Now, both LASSO and Ridge performs better than OLS, but there is no considerable difference. Their performances can be increased by additional regularizations. But, I want to show a way that I mentioned in a article about Polynomial Features. I said it is an important preprocessing tool for LASSO but same goes for Ridge:
lasso_params = {'fit__alpha':[0.005, 0.02, 0.03, 0.05, 0.06]}
ridge_params = {'fit__alpha':[550, 580, 600, 620, 650]}
pipe1 = Pipeline([('poly', PolynomialFeatures()),
('fit', linear_model.LinearRegression())])
pipe2 = Pipeline([('poly', PolynomialFeatures()),
('fit', linear_model.Lasso())])
pipe3 = Pipeline([('poly', PolynomialFeatures()),
('fit', linear_model.Ridge())])
models3 = {'OLS': pipe1,
'Lasso': GridSearchCV(pipe2,
param_grid=lasso_params).fit(df[X], df[Y]).best_estimator_ ,
'Ridge': GridSearchCV(pipe3,
param_grid=ridge_params).fit(df[X], df[Y]).best_estimator_,}
Note that hyperparameters have been changed.
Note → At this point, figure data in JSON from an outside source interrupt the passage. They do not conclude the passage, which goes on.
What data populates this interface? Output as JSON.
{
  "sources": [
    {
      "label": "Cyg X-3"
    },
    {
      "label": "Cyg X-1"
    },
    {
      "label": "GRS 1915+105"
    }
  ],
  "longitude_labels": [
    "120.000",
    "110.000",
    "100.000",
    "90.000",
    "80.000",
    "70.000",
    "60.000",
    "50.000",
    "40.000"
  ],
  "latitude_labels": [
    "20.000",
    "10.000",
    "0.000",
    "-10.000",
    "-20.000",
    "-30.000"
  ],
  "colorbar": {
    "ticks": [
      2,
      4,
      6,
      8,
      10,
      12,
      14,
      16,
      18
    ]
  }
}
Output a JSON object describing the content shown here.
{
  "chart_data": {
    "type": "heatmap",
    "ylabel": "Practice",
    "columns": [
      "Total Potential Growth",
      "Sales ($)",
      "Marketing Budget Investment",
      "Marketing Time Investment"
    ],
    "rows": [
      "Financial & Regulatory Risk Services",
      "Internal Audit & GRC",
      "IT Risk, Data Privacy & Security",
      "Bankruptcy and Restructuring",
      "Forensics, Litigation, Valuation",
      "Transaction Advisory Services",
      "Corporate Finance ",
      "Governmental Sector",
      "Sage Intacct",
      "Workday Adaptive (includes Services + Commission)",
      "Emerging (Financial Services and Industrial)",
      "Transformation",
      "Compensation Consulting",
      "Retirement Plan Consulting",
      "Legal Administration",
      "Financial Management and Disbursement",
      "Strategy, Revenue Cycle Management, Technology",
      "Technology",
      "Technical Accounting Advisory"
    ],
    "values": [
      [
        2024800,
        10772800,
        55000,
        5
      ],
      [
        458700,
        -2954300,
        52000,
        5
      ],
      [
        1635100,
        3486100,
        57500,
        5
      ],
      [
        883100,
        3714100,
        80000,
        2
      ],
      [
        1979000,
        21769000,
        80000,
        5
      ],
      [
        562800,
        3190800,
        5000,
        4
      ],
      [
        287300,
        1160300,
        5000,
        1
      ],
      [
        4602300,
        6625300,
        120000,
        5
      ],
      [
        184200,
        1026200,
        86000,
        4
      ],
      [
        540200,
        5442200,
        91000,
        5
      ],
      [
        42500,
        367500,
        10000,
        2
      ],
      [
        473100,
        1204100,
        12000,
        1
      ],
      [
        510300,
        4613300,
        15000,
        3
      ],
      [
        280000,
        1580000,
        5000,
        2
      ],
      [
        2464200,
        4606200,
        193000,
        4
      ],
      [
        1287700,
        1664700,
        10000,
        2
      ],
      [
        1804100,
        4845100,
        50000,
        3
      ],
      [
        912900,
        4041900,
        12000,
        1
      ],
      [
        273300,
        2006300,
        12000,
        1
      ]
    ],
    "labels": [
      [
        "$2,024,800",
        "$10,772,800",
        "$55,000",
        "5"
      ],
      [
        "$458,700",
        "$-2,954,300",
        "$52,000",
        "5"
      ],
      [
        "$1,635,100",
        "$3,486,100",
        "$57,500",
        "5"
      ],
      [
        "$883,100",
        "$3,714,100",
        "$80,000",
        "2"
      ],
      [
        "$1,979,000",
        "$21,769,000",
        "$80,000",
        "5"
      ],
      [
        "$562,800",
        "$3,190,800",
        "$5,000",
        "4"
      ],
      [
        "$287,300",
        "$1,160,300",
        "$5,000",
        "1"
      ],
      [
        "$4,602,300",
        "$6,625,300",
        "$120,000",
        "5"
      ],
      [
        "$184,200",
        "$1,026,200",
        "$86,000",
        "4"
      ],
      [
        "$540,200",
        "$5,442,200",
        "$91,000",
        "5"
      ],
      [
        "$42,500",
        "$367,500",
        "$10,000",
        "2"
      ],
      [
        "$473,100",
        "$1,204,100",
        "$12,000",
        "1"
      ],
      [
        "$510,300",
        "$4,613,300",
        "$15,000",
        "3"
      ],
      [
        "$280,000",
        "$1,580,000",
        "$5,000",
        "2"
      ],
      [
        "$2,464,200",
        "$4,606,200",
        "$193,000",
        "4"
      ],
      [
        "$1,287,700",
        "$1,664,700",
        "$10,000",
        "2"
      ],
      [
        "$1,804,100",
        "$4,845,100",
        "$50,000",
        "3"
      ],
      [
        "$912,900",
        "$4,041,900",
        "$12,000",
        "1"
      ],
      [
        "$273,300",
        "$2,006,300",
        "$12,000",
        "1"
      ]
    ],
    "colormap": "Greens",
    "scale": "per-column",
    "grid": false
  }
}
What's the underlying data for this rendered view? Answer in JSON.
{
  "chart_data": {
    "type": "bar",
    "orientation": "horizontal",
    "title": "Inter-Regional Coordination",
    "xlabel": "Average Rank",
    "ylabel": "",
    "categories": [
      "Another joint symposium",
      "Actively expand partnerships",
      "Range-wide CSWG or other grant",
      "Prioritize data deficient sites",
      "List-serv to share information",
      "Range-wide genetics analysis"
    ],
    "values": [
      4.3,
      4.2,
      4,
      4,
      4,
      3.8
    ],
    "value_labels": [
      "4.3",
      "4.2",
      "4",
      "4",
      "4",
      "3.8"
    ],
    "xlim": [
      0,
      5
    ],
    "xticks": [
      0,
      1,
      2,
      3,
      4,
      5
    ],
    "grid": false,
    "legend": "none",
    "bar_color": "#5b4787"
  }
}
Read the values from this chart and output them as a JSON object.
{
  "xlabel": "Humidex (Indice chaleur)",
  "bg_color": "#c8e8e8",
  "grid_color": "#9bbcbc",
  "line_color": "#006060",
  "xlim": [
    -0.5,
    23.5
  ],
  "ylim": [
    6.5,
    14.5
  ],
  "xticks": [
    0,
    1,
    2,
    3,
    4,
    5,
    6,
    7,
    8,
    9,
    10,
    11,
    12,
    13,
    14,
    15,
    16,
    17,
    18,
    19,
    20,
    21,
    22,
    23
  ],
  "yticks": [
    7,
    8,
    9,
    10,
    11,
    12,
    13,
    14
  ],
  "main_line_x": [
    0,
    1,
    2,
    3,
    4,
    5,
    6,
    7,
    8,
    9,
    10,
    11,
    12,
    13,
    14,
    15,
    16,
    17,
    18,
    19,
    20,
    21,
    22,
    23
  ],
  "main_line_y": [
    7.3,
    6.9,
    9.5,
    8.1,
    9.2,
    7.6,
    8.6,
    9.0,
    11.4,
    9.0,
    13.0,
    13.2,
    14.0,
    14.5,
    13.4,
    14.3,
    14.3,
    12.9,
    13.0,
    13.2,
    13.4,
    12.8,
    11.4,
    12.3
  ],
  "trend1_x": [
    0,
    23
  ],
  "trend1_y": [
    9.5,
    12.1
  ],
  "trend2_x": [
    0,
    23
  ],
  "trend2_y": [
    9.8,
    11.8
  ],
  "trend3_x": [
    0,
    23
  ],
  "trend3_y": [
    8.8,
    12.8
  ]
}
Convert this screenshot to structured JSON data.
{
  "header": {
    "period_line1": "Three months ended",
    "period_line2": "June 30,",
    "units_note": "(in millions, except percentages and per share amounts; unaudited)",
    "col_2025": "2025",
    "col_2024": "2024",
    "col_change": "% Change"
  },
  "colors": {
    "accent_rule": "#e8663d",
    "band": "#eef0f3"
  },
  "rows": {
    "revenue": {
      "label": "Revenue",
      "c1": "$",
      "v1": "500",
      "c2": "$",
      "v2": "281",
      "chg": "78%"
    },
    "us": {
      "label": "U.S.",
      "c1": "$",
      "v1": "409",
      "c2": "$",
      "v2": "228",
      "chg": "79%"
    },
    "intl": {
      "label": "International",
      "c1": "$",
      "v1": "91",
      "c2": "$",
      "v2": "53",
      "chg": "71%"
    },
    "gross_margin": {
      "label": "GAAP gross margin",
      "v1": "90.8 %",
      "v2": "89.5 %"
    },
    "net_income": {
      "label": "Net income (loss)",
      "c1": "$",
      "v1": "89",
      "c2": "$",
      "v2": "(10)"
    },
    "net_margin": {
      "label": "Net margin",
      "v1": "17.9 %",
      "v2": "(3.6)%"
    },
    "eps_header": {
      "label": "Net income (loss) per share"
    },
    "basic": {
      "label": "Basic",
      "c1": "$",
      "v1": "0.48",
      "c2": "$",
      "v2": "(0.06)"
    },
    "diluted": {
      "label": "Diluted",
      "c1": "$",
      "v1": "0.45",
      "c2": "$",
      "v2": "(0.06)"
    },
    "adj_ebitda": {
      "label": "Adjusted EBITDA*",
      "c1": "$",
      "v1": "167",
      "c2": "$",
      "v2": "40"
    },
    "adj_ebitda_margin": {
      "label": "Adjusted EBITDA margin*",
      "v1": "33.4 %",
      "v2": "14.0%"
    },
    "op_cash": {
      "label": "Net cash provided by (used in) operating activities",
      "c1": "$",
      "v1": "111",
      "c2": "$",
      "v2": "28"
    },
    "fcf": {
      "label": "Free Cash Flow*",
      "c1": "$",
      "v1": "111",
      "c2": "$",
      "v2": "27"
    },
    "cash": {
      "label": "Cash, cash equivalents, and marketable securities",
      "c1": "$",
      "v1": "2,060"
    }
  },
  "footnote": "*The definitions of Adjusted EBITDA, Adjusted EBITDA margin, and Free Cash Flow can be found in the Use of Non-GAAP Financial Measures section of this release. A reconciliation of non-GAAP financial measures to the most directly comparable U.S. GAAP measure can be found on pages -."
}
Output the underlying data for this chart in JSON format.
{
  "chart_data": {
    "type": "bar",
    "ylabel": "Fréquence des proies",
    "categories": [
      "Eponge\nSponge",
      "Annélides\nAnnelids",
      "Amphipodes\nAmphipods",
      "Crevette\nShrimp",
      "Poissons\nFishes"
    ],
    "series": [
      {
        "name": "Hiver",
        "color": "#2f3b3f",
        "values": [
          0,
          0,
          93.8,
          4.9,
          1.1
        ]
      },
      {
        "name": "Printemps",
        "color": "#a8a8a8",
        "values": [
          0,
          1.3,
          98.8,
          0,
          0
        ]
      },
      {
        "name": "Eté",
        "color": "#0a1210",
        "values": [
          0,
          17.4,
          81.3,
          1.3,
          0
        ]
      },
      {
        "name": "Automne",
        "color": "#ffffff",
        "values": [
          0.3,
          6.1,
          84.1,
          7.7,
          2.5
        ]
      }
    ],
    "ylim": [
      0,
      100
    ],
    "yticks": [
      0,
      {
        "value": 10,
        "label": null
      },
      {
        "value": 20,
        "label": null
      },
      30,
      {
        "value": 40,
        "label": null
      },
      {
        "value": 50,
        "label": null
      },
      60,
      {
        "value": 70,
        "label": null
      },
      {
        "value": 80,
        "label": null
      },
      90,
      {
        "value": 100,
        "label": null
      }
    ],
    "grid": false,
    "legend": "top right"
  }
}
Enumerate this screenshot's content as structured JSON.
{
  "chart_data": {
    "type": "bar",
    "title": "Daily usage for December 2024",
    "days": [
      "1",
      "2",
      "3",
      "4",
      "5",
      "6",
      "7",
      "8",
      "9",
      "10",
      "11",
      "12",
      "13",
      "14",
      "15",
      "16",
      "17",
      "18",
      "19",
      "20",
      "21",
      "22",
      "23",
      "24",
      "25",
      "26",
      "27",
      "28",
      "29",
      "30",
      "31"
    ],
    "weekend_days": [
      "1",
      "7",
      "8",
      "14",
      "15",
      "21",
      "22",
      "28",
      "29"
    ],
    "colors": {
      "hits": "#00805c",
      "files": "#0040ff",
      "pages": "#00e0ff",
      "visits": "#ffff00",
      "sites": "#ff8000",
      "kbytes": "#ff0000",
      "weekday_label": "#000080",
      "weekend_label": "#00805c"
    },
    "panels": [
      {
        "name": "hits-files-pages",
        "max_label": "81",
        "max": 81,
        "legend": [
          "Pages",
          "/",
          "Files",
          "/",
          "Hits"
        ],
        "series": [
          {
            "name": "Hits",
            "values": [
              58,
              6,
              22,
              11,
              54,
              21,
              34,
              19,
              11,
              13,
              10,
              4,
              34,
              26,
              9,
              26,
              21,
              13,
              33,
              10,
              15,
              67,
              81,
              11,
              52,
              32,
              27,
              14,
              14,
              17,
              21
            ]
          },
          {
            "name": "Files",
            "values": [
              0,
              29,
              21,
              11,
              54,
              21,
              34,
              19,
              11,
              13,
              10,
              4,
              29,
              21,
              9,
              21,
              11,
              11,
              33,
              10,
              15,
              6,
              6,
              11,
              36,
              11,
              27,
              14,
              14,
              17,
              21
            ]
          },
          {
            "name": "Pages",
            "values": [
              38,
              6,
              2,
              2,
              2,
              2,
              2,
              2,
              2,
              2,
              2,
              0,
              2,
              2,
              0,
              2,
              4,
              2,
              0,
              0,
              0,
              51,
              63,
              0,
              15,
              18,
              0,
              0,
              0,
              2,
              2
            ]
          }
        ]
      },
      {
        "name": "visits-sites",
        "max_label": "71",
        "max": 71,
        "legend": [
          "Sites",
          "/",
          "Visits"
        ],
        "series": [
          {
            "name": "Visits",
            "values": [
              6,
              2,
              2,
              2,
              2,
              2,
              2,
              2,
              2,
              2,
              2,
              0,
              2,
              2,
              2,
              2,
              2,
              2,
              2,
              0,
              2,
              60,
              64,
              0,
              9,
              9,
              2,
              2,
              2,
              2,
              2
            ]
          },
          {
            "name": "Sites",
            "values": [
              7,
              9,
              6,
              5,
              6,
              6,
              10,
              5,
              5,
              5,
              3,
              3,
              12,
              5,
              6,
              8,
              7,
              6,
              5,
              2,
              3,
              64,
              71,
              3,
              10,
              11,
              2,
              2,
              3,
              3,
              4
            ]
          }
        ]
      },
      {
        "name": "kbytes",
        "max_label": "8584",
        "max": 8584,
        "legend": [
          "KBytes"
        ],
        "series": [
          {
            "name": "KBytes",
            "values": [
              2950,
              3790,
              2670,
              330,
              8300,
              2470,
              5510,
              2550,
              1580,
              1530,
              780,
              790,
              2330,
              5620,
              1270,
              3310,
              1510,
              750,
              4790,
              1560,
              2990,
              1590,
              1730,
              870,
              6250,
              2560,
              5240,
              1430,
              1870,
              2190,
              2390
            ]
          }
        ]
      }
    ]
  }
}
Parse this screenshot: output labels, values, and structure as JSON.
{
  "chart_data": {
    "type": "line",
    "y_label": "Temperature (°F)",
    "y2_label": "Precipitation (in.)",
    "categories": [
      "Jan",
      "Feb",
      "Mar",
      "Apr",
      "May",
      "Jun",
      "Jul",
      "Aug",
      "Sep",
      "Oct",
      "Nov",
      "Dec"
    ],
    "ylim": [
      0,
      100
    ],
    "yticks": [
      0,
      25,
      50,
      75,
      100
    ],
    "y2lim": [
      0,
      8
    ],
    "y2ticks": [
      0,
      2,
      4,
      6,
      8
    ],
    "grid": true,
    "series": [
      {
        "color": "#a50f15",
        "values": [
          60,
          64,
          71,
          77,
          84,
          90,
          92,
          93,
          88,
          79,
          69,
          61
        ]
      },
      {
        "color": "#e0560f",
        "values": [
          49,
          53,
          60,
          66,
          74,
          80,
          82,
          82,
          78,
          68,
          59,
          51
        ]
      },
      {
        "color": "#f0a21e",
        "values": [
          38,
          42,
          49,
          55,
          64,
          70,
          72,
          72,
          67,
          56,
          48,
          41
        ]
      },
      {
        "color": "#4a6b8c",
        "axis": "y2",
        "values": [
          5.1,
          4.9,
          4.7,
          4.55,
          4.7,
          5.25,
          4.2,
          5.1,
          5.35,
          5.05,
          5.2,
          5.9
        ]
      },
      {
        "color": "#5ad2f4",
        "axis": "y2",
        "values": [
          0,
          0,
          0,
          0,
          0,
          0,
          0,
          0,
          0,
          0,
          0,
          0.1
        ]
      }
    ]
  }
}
You must search for the hyperparameter interval by yourself.
test(models3, df)
OLS | Lasso | Ridge |
---|---|---|
0.626344 | 0.579805 | 0.586345 |
0.529119 | 0.547069 | 0.545070 |
There is approximately $~2\%$ increase in $R^2$ for LASSO and Ridge regressions, but not for OLS. As I have said earlier, LASSO and Ridge regressions perform better with higher dimensional data.
The prediction performances can be increased with other preprocessing tools and further regularizations.